これを単なるホラー映画として見た場合、通常の和風ホラーの特徴を備えたあまり独創性のない映画に見える(大して怖くもない)。家の中に何か出るとか、最後に現場へ突撃するといった展開は基本的に既存パターンに乗っかった感じがある。また子どもの絵で区切りを入れるのは悪くないが「呪怨」の章立て方法を真似たようでもあり、ビデオ映像の顔が歪むのもありきたりである。ただ危機が迫った場面でドラのような音が鳴り渡るといったところは独特な表現だったかも知れない。

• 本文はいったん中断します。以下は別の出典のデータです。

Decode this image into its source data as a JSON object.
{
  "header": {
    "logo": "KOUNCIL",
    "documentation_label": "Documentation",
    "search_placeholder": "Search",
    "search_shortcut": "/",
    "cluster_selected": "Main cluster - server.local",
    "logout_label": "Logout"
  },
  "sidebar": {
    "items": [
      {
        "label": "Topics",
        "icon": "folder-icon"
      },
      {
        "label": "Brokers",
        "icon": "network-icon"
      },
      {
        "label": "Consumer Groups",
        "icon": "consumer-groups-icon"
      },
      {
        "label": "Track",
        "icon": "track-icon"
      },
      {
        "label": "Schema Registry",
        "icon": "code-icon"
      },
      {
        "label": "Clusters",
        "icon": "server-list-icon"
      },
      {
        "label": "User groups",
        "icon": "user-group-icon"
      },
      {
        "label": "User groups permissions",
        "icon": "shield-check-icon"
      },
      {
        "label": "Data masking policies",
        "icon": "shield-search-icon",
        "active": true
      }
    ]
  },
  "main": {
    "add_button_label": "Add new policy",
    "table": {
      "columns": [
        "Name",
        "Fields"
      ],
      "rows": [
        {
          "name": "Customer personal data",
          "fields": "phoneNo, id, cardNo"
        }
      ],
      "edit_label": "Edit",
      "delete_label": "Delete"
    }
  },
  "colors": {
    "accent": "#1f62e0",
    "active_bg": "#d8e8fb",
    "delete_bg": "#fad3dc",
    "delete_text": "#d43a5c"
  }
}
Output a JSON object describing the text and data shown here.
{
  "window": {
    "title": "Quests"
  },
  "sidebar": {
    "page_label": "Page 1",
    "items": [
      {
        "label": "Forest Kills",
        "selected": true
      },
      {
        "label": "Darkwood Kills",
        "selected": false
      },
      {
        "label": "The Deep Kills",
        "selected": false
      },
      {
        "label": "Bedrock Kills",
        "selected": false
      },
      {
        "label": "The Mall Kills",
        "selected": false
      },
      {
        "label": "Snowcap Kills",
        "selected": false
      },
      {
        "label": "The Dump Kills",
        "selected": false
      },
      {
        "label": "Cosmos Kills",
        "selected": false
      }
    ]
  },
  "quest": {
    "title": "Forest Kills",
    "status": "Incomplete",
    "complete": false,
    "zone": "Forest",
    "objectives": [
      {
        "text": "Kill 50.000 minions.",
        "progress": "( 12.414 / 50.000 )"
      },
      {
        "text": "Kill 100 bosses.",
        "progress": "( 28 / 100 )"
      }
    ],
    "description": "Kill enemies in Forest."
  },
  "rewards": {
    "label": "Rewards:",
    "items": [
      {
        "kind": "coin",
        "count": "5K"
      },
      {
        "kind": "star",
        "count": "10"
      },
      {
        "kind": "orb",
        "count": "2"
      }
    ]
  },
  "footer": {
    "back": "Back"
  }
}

また娘役の末永みゆという人は「日テレジェニック2013グランプリ」とのことで、それなりにアイドルホラーとしての性質も備えていたりする。その面からすれば「あみちゃん」の章が見どころだろうが、これもありがちな怖がらせに終わっていたようで、この部分が最も普通の低予算C級ホラーのように見えた。
一方この映画で特徴的だったのは、怖さというより家族の心の問題を根幹に据えたように感じられることである。個別の場面としては息子の死去後の、平穏に見えながらも爆発寸前のような夕食場面には緊張感を覚えた。そのあと最初の怖い場面でも、心霊現象の予兆というより精神面の危機が強調されており、こういうところにこの映画としての方向性が示されていたように思われる。
また特に印象的だったのは、妻(母)が降霊術を必要とした理由がわかったと降霊術師が告げて以降「理解できなくてもやれることはあります」までの場面である。ここは単純に夫(父)の知的能力の限界を示したようでもあるが(幅が狭く硬直的)、より一般化して考えると、理性的判断と心の問題は互いに排他的なものでなく別系統で併存すべきものであって、深刻な齟齬が生じた場合は理性の方が心の問題に寄り添う必要がある、というように受け取れた。
劇中では、最初は気丈そうに見えた妻(母)が表面では理性的な態度を崩さないながらも、内心とのギャップに耐えかねて日常世界から外れていくのが痛々しく見えた。ラストは「予言」(2004)のようでもあるが、自分としては全体的に「仄暗い水の底から」(2001)を想起する。似ているところがあるから悪いというわけではなく、同種の感慨を覚えるいい映画だった。